Hi all,
I'm about to begin work on my first ever PHP project -- building a new website for a small non-profit organization. Coming from a .Net and Java background, object oriented programming comes very naturally for me, but I'm not sure if it's the right approach for bulding a website of moderate complexity in PHP. My understanding is that most PHP-based sites are written mostly in non-OO code.
For a web application I would definitely go the OO-route, but for a fairly simple website, I'm not so sure. The site will consist of about five sections, with one to four content pages per section, containing articles, news, image galleries, and a few forms. There is no complex interaction involved (except for a few fairly simple web forms for writing articles, comments, registering, etc), and no need to maintain state (except for logins). MySQL will be used for data storage.
The code does not really need to be particularly extensible as such -- this is not an enterprise website or a templating engine we're talking about -- but it is important that the code is fairly easy to understand for a programmer with a decent amount of PHP experience.
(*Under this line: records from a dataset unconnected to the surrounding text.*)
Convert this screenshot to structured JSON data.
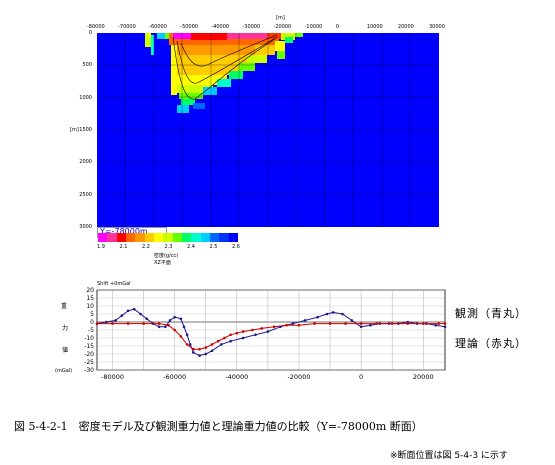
{
  "top": {
    "x_unit": "[m]",
    "x_ticks": [
      "-80000",
      "-70000",
      "-60000",
      "-50000",
      "-40000",
      "-30000",
      "-20000",
      "-10000",
      "0",
      "10000",
      "20000",
      "30000"
    ],
    "y_unit": "[m]",
    "y_ticks": [
      "0",
      "500",
      "1000",
      "1500",
      "2000",
      "2500",
      "3000"
    ],
    "section_label": "Y=-78000m",
    "colorbar": {
      "ticks": [
        "1.9",
        "2.1",
        "2.2",
        "2.3",
        "2.4",
        "2.5",
        "2.6"
      ],
      "title": "密度(g/cc)",
      "subtitle": "XZ平面",
      "colors": [
        "#ff00ff",
        "#ff3399",
        "#ff0000",
        "#ff6600",
        "#ff9900",
        "#ffcc00",
        "#ffff00",
        "#ccff00",
        "#66ff00",
        "#00ff66",
        "#00ffcc",
        "#00ccff",
        "#0066ff",
        "#0033ff",
        "#0000ff"
      ]
    },
    "background": "#0000ff"
  },
  "chart_data": {
    "type": "line",
    "title": "Shift +0mGal",
    "ylabel": [
      "重",
      "力",
      "値",
      "(mGal)"
    ],
    "xlim": [
      -85000,
      27000
    ],
    "ylim": [
      -30,
      20
    ],
    "x_ticks": [
      -80000,
      -60000,
      -40000,
      -20000,
      0,
      20000
    ],
    "x_tick_labels": [
      "-80000",
      "-60000",
      "-40000",
      "-20000",
      "0",
      "20000"
    ],
    "y_ticks": [
      20,
      15,
      10,
      5,
      0,
      -5,
      -10,
      -15,
      -20,
      -25,
      -30
    ],
    "y_tick_labels": [
      "20",
      "15",
      "10",
      "5",
      "0",
      "-5",
      "-10",
      "-15",
      "-20",
      "-25",
      "-30"
    ],
    "series": [
      {
        "name": "観測（青丸）",
        "color": "#1a1a8c",
        "x": [
          -85000,
          -82000,
          -79000,
          -77000,
          -75000,
          -73000,
          -71000,
          -69000,
          -67000,
          -65000,
          -63000,
          -61500,
          -60000,
          -58000,
          -57000,
          -56000,
          -55000,
          -54000,
          -52000,
          -50000,
          -48000,
          -45000,
          -42000,
          -38000,
          -34000,
          -30000,
          -26000,
          -22000,
          -18000,
          -14000,
          -11000,
          -9000,
          -6000,
          -3000,
          0,
          3000,
          6000,
          9000,
          12000,
          15000,
          18000,
          21000,
          24000,
          27000
        ],
        "values": [
          -1,
          0,
          1,
          4,
          7,
          8,
          5,
          2,
          -1,
          -3,
          -3,
          1,
          3,
          2,
          -3,
          -8,
          -14,
          -19,
          -21,
          -20,
          -18,
          -14,
          -12,
          -10,
          -8,
          -6,
          -3,
          -1,
          1,
          3,
          5,
          6,
          5,
          1,
          -3,
          -2,
          -1,
          -1,
          -1,
          0,
          -1,
          -1,
          -2,
          -3
        ]
      },
      {
        "name": "理論（赤丸）",
        "color": "#cc0000",
        "x": [
          -85000,
          -80000,
          -75000,
          -70000,
          -65000,
          -62000,
          -60000,
          -58000,
          -56000,
          -54000,
          -52000,
          -50000,
          -48000,
          -46000,
          -44000,
          -42000,
          -40000,
          -38000,
          -35000,
          -32000,
          -28000,
          -24000,
          -20000,
          -15000,
          -10000,
          -5000,
          0,
          5000,
          10000,
          15000,
          20000,
          25000,
          27000
        ],
        "values": [
          -1,
          -1,
          -1,
          -1,
          -1,
          -2,
          -5,
          -9,
          -14,
          -17,
          -17,
          -16,
          -14,
          -12,
          -10,
          -8,
          -7,
          -6,
          -5,
          -4,
          -3,
          -2,
          -2,
          -1,
          -1,
          -1,
          -1,
          -1,
          -1,
          -1,
          -1,
          -1,
          -1
        ]
      }
    ]
  },
  "legend": {
    "observed": "観測（青丸）",
    "theoretical": "理論（赤丸）"
  },
  "caption": "図 5-4-2-1　密度モデル及び観測重力値と理論重力値の比較（Y=-78000m 断面）",
  "note": "※断面位置は図 5-4-3 に示す"
}
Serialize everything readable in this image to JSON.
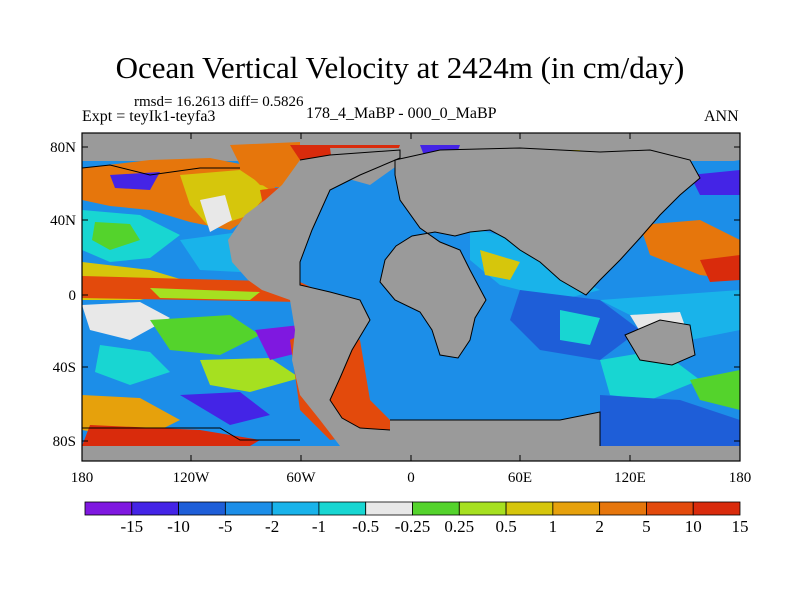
{
  "title": "Ocean Vertical Velocity at 2424m (in cm/day)",
  "stats": "rmsd= 16.2613 diff= 0.5826",
  "experiment": "Expt = teyIk1-teyfa3",
  "case_label": "178_4_MaBP - 000_0_MaBP",
  "season": "ANN",
  "lat_labels": [
    "80N",
    "40N",
    "0",
    "40S",
    "80S"
  ],
  "lon_labels": [
    "180",
    "120W",
    "60W",
    "0",
    "60E",
    "120E",
    "180"
  ],
  "colorbar": {
    "colors": [
      "#7f18e0",
      "#4424e6",
      "#1e5ed8",
      "#1c8ee8",
      "#19b3ea",
      "#18d6d2",
      "#e8e8e8",
      "#54d32c",
      "#a6e020",
      "#d6c60c",
      "#e6a10c",
      "#e6760c",
      "#e34a0c",
      "#d92b0c"
    ],
    "labels": [
      "-15",
      "-10",
      "-5",
      "-2",
      "-1",
      "-0.5",
      "-0.25",
      "0.25",
      "0.5",
      "1",
      "2",
      "5",
      "10",
      "15"
    ]
  },
  "land_color": "#9a9a9a"
}
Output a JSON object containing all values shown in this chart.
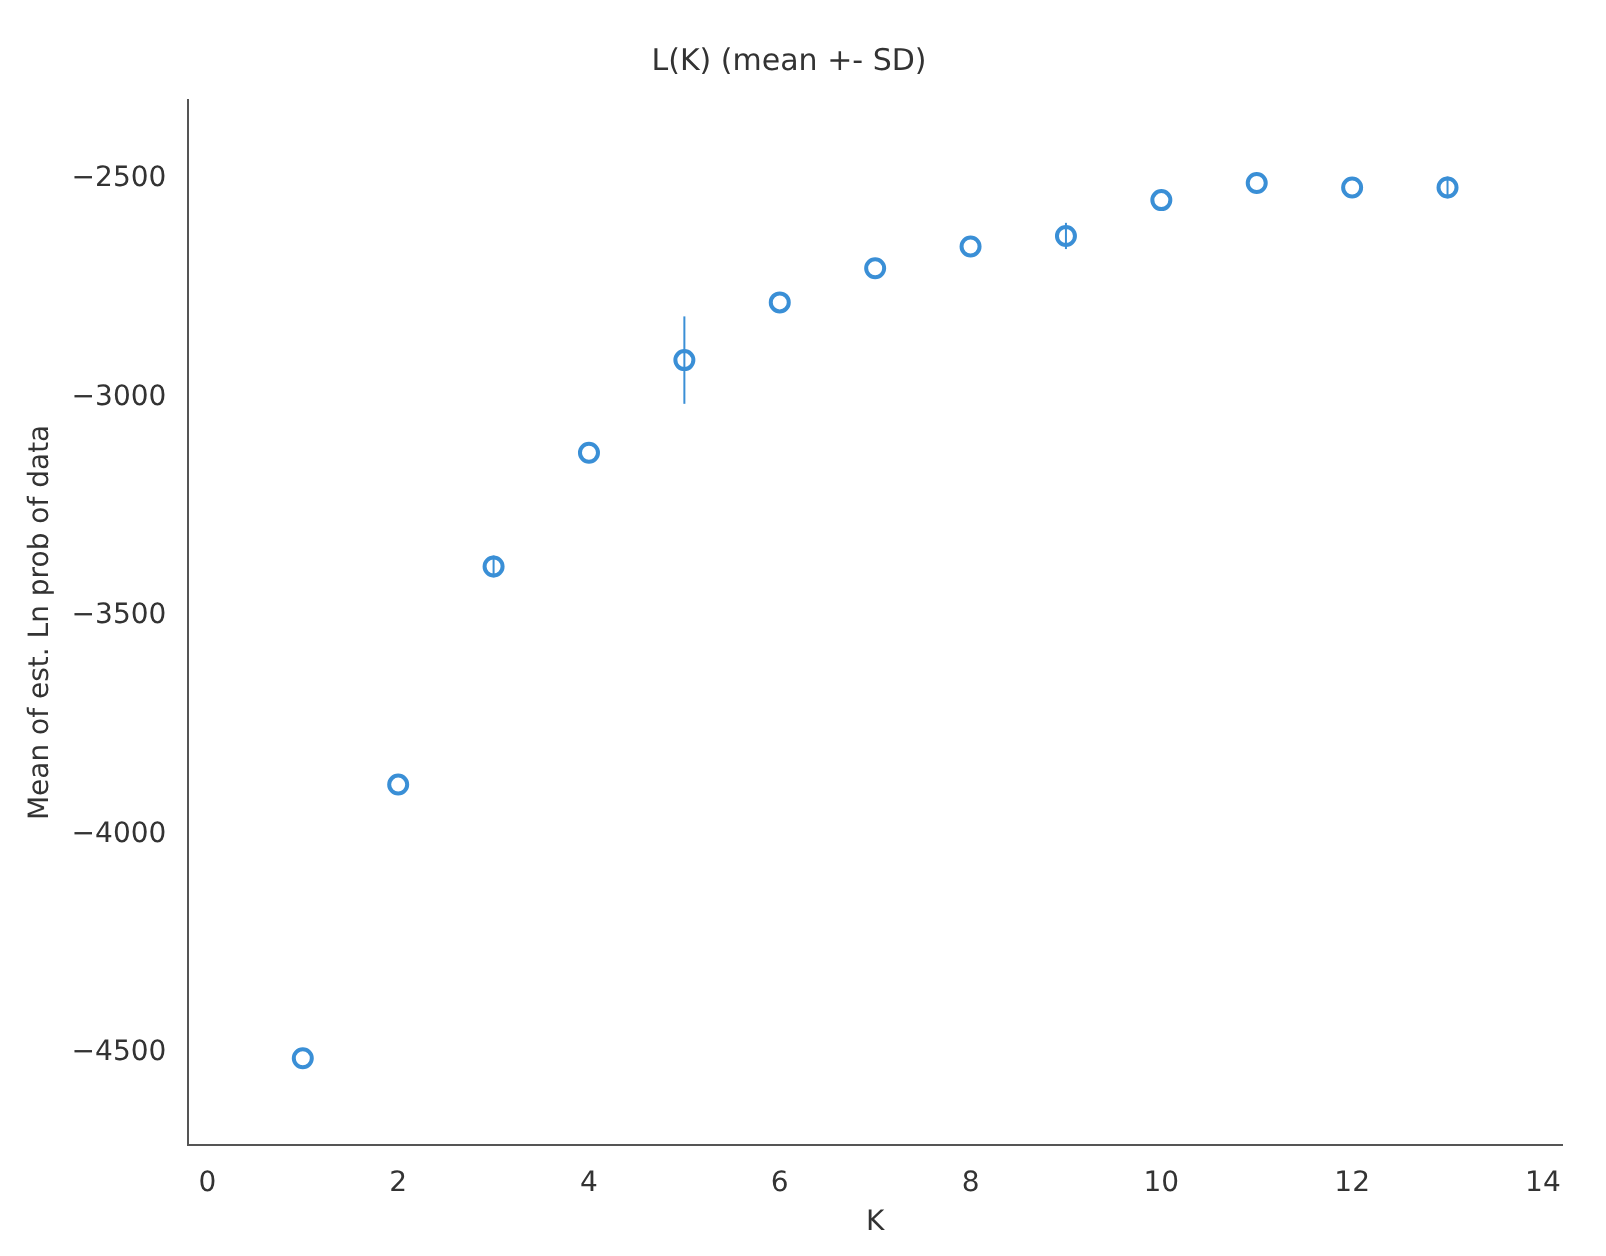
{
  "chart_data": {
    "type": "scatter",
    "title": "L(K) (mean +- SD)",
    "xlabel": "K",
    "ylabel": "Mean of est. Ln prob of data",
    "x": [
      1,
      2,
      3,
      4,
      5,
      6,
      7,
      8,
      9,
      10,
      11,
      12,
      13
    ],
    "series": [
      {
        "color": "#3a8fd6",
        "values": [
          -4512,
          -3886,
          -3387,
          -3127,
          -2915,
          -2783,
          -2705,
          -2655,
          -2631,
          -2549,
          -2510,
          -2520,
          -2520
        ],
        "errors": [
          null,
          null,
          25,
          null,
          100,
          null,
          null,
          null,
          30,
          null,
          null,
          null,
          25
        ]
      }
    ],
    "xlim": [
      -0.2,
      14.2
    ],
    "xticks": [
      0,
      2,
      4,
      6,
      8,
      10,
      12,
      14
    ],
    "ylim": [
      -4710,
      -2320
    ],
    "yticks": [
      -4500,
      -4000,
      -3500,
      -3000,
      -2500
    ],
    "marker": "circle",
    "grid": false,
    "legend": false
  }
}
I'm guessing most PHP-programmers are not used to OO-code, so perhaps this is one point in favor of procedural code?
One aspect in favor of OO is that there will be different types of articles that are, in the database level, based on a supertype containing most properties, which of course transaltes very naturally to OO-code.
Perhaps some kind of hybrid approach would be best, using objects for representing the "business objects" etc, but rendering HTML etc using traditional, procedural code?